Businessweek: The Tea Party’s ‘Pyrrhic’ Victory

“Tea Partiers like to see themselves as underdogs in a war against profligate spending. But the truth is they’ve already won.”

Today, Businessweek’s Peter Coy argued that the self-described “underdog” Tea Party had won the fiscal war long before the shutdown battle had even begun. In his piece, “The Tea Party’s Pyrrhic Victory,” Coy claims,

Ronald Reagan had nothing on today’s Tea Party when it comes to shrinking the parts of government that require annual appropriations by Congress.

His argument, since winning the House in 2010, conservatives have quietly won victory after victory:

Obamacare aside, events have actually gone the movement’s way ever since Republicans wrested control of the House of Representatives in the 2010 midterm elections. Discretionary spending has been falling. Federal-employee head count is down. And since 2010, deficit reduction has been more rapid than in any three-year period since the demobilization following World War II.

Discretionary spending (i.e., spending excluding transfer payments and interest) will fall even more in the decades ahead if the laws that the Tea Party helped get on the books stay there. The nonpartisan Congressional Budget Office projects that, under current law, by 2038 total spending on everything other than the major health-care programs, Social Security, and interest will decline to the smallest share of the economy since the 1930s.

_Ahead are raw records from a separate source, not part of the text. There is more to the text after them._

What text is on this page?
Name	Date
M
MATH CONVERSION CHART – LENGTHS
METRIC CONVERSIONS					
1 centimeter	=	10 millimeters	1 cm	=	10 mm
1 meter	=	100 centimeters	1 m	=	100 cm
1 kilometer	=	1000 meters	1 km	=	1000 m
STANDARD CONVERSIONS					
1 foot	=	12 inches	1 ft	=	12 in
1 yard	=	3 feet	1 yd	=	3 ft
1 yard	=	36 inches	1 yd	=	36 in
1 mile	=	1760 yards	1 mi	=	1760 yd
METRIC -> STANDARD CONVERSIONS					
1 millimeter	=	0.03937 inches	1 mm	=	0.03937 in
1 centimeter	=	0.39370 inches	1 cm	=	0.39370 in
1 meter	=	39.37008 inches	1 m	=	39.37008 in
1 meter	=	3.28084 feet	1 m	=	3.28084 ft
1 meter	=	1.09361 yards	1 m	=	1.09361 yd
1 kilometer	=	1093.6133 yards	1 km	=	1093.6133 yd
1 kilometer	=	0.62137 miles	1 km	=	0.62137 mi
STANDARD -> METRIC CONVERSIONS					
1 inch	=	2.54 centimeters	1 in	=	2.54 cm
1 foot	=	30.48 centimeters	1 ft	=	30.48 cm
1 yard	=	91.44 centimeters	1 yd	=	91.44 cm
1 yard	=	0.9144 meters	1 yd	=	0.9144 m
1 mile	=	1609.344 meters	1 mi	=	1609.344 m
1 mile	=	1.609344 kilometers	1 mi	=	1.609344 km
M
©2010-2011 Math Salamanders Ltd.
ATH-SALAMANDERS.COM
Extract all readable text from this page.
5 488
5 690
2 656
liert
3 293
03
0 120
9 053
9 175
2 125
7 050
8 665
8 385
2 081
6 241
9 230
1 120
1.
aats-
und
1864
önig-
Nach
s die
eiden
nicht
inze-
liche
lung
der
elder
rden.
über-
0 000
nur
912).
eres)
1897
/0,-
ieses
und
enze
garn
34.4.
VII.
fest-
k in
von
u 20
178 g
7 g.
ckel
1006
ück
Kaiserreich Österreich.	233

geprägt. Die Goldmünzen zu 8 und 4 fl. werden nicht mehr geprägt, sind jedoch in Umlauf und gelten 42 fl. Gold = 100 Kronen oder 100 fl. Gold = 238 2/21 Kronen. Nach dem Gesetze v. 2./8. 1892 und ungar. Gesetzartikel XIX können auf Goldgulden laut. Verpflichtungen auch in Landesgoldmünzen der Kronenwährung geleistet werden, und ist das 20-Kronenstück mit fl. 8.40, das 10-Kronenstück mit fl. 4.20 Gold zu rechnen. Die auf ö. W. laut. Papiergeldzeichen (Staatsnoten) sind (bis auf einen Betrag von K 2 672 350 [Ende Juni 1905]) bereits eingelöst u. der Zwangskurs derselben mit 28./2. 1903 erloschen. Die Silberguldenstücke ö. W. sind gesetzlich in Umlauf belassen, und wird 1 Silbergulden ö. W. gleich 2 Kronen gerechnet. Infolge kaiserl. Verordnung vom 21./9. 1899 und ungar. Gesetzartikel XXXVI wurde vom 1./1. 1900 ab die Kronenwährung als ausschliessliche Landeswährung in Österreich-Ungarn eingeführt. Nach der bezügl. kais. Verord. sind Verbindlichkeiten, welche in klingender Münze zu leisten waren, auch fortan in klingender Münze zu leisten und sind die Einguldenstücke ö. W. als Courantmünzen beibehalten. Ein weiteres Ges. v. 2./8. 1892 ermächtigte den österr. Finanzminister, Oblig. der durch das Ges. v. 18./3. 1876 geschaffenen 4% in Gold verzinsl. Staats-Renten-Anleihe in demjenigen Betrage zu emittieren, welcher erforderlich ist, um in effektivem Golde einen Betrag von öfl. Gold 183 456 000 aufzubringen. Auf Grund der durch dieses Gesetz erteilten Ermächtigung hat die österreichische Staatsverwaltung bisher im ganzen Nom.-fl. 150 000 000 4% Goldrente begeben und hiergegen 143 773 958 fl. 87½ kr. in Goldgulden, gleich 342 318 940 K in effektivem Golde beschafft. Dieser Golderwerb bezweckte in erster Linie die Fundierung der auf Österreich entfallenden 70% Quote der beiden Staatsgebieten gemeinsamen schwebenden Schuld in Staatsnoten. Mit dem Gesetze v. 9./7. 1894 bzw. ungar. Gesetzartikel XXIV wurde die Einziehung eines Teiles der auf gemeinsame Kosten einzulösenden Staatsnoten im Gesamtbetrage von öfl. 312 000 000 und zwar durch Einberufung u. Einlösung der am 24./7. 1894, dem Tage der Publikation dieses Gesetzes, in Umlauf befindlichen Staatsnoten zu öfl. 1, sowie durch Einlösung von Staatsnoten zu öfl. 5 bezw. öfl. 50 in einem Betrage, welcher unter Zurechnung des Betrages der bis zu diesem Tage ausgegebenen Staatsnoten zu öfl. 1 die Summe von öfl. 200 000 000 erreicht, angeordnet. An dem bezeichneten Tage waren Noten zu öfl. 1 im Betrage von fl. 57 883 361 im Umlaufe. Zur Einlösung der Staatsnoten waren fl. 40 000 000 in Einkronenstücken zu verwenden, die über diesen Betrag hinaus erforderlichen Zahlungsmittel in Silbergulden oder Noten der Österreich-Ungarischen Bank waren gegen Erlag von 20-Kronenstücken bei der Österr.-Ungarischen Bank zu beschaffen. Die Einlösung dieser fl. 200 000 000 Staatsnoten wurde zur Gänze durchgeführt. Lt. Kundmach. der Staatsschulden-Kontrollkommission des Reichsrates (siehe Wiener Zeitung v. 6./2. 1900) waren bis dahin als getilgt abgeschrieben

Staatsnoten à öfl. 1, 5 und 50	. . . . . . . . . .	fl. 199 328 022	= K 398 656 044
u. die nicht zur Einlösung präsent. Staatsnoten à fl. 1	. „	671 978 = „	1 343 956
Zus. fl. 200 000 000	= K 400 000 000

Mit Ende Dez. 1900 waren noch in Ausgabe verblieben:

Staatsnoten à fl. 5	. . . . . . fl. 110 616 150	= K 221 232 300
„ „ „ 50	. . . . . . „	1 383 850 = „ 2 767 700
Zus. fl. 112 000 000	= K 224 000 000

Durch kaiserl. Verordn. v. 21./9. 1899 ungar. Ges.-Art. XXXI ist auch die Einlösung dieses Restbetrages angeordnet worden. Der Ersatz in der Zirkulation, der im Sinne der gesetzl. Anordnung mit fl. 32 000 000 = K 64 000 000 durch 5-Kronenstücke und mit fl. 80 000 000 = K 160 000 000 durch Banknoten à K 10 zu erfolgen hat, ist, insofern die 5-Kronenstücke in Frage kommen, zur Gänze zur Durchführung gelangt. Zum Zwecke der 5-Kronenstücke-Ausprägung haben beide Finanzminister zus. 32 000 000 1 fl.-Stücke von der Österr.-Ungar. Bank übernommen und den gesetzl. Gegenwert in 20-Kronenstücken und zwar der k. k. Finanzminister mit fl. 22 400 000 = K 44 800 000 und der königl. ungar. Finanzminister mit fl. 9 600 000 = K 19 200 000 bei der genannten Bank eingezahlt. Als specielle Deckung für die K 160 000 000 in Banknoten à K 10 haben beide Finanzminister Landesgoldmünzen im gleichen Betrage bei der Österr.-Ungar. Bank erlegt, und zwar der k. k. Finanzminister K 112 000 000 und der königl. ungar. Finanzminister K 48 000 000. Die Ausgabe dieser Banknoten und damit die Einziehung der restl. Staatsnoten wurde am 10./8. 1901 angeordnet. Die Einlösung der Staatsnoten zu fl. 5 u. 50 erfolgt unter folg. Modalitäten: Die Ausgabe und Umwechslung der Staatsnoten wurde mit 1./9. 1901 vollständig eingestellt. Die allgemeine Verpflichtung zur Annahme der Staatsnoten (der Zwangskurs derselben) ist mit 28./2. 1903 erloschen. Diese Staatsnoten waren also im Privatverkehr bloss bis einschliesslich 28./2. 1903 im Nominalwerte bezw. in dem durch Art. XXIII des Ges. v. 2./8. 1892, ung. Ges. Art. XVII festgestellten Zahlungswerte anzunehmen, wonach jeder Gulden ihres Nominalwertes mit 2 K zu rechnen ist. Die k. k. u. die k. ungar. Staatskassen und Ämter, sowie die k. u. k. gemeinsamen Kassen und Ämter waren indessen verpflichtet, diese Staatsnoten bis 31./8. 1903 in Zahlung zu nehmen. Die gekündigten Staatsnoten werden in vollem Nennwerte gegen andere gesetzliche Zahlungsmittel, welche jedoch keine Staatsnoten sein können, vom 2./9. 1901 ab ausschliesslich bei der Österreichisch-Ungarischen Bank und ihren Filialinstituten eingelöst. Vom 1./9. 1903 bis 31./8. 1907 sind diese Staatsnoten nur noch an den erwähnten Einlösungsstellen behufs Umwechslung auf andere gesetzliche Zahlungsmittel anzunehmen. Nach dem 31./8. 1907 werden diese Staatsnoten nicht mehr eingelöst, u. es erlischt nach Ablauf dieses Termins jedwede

Of course, don’t expect the mainstream media to tout those accomplishments. Instead, we’ll be getting a lot of football spiking in the coming days and weeks over the epic big government victory. And the Tea Party will continue to be deemed the big losers.

But Coy doesn’t seem to expect the Tea Party to be slinking away anytime soon:

Say this for Tea Party Republicans: They don’t back down. No apologies for triggering a partial shutdown of the federal government, then refusing to raise the debt ceiling without concessions. Condemnation rains down on them from the White House, from foreign capitals, from public opinion polls, but the Tea Party rages on.